A U.K. drone registration scheme has opened ahead of the November 30 deadline for owners to register their devices.
The U.K. government announced its intention to introduce a drone registration scheme two years ago.
The rules apply to drones or model aircraft weighting between 250g and 20kg.
Owners of drones wanting to fly the device themselves must also take and pass a theory test to gain a flyer ID by November 30. Anyone who wishes to fly a drone owned by someone else must also first obtain a flyer ID by passing the theory test.
U.K. ministers have come in for serious criticism for lagging on drone regulations in recent years after a spate of drone sightings at the country's busiest airport grounded flights last December, disrupting thousands of travelers. In January, flights were also briefly halted at Heathrow airport after another unidentified drone sighting.
This fall, the police investigation into the Gatwick drone shutdown found that at least two drones had been involved. In September, police also said they had been unable to identify any suspects -- ruling out 96 people of interest.
Following the Gatwick disruption, the government tightened existing laws around drone flights near airports -- extending a no-fly zone from 1km to 5km. But a full drone bill, originally slated for introduction this year, has yet to take off.
As well as introducing a legal requirement for drone owners to register their craft via the Civil Aviation Authority's website by November 30, the new stop-gap rules require organizations that use drones to register for an operator ID too, also at a cost of £9 per year.

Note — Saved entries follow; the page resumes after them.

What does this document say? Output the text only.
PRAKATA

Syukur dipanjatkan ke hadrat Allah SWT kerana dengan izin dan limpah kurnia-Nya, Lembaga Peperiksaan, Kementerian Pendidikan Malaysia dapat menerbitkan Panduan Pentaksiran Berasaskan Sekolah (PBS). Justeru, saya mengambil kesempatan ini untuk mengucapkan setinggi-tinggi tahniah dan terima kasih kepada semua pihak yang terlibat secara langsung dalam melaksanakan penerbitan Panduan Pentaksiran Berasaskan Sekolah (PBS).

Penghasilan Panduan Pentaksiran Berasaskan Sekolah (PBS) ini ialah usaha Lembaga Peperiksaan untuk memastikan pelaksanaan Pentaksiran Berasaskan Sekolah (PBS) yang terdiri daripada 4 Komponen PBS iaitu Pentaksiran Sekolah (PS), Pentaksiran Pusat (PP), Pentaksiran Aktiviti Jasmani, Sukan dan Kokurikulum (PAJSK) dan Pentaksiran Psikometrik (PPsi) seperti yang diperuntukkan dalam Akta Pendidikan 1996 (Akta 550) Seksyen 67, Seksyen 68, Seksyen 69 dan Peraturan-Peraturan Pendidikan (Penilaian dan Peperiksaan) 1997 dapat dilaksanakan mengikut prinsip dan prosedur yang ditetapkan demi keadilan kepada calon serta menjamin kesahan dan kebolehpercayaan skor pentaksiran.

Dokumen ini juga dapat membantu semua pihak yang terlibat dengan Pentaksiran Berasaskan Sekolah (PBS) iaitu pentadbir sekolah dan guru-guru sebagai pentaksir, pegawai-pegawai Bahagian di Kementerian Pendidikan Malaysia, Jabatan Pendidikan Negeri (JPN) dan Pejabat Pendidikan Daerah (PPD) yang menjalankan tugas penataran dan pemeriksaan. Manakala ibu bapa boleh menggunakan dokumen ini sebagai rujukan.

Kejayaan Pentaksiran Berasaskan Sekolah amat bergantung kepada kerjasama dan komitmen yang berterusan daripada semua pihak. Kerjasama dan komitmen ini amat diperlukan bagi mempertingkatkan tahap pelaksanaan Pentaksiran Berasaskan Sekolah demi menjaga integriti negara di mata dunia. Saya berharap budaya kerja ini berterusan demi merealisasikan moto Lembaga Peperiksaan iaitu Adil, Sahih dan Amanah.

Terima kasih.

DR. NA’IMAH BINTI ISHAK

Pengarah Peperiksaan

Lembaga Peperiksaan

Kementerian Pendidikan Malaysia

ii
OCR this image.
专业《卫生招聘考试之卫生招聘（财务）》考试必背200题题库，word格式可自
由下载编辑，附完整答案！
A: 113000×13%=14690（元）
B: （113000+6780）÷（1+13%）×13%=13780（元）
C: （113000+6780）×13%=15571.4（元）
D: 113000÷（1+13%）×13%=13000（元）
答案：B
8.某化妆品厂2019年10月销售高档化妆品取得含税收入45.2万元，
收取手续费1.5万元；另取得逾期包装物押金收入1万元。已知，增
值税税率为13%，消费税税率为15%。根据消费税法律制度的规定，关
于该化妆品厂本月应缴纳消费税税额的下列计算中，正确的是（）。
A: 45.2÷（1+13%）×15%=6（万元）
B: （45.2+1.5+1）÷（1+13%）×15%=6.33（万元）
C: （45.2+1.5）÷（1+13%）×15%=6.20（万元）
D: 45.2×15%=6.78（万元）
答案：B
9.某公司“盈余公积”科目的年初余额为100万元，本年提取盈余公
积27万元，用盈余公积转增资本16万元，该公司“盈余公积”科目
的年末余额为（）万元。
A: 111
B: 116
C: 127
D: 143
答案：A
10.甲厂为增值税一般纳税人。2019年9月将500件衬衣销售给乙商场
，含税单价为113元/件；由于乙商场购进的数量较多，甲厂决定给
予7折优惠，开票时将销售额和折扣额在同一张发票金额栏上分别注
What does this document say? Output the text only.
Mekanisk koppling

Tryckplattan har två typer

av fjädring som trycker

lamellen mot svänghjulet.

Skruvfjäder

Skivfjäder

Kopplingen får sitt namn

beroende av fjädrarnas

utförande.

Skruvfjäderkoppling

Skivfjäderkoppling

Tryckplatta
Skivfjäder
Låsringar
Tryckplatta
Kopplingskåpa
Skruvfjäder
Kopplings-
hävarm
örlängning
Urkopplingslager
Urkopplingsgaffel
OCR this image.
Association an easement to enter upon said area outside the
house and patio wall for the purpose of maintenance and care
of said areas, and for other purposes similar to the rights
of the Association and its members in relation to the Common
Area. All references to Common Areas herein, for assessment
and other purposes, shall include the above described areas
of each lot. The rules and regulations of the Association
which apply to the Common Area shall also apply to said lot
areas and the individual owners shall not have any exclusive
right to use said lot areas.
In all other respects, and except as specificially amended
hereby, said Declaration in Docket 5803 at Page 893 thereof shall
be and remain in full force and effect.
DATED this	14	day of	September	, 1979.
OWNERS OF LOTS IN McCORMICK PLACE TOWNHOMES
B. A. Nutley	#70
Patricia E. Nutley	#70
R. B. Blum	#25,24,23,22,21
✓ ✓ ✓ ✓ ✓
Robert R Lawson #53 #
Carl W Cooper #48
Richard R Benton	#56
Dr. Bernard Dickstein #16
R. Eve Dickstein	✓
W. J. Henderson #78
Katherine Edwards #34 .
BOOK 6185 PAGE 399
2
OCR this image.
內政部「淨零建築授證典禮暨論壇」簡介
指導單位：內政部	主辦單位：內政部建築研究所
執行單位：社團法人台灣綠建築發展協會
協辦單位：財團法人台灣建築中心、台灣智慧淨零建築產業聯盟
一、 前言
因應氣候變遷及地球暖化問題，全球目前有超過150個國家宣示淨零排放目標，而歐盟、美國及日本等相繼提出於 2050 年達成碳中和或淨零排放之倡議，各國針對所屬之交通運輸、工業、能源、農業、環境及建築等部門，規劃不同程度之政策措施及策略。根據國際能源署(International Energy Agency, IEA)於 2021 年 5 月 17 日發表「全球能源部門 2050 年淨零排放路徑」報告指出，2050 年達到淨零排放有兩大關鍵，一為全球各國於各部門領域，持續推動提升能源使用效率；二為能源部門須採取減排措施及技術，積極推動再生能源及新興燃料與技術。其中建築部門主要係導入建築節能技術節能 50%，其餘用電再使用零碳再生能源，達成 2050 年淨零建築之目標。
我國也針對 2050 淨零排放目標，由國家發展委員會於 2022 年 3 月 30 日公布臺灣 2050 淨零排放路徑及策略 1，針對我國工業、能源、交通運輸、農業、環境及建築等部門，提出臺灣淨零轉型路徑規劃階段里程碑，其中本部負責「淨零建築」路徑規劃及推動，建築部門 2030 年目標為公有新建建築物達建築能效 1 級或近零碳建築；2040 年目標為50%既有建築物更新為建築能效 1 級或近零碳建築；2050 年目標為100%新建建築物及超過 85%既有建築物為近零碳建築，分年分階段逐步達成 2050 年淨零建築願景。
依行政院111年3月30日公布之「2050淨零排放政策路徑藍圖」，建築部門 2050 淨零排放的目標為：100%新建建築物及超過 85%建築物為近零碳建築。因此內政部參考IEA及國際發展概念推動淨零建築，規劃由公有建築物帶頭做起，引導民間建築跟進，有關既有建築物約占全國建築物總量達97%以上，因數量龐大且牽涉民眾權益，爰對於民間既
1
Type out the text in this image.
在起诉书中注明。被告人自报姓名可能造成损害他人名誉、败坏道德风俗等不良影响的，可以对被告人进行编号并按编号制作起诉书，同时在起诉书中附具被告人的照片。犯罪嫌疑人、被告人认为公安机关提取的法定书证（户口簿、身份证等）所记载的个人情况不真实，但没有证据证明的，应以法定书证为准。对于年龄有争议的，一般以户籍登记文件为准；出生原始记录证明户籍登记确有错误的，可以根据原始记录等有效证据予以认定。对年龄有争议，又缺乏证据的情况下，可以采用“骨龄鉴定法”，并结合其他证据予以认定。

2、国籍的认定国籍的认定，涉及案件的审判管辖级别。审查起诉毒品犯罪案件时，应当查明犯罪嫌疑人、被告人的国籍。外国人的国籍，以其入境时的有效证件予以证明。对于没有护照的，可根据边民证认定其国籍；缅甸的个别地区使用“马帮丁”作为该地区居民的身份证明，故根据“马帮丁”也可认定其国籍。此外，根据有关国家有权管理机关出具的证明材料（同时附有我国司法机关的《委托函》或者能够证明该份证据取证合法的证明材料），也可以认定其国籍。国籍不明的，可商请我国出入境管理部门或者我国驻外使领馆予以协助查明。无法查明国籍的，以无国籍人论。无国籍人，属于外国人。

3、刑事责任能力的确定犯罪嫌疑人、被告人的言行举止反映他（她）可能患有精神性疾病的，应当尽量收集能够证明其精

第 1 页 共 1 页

All drones must be labeled with the operator ID. This must be clearly visible on the main body of the craft, and easy to read when it's on the ground, written in block capital letters taller than 3mm high.
The registered person who obtains the operator ID must be aged 18 or older and is accountable for managing drones to ensure only individuals with a flyer ID fly them.
Individuals must be aged 13 or older to obtain a flyer ID.
The online test for obtaining the flyer ID involves answering 20 multiple-choice questions. The pass mark for the test is set at 16. There's no limit on how many times the test can be taken.
The Civil Aviation Authority says everything needed to pass the test can be found in The Drone and Model Aircraft Code. There's no charge for taking the test or obtaining the flyer ID.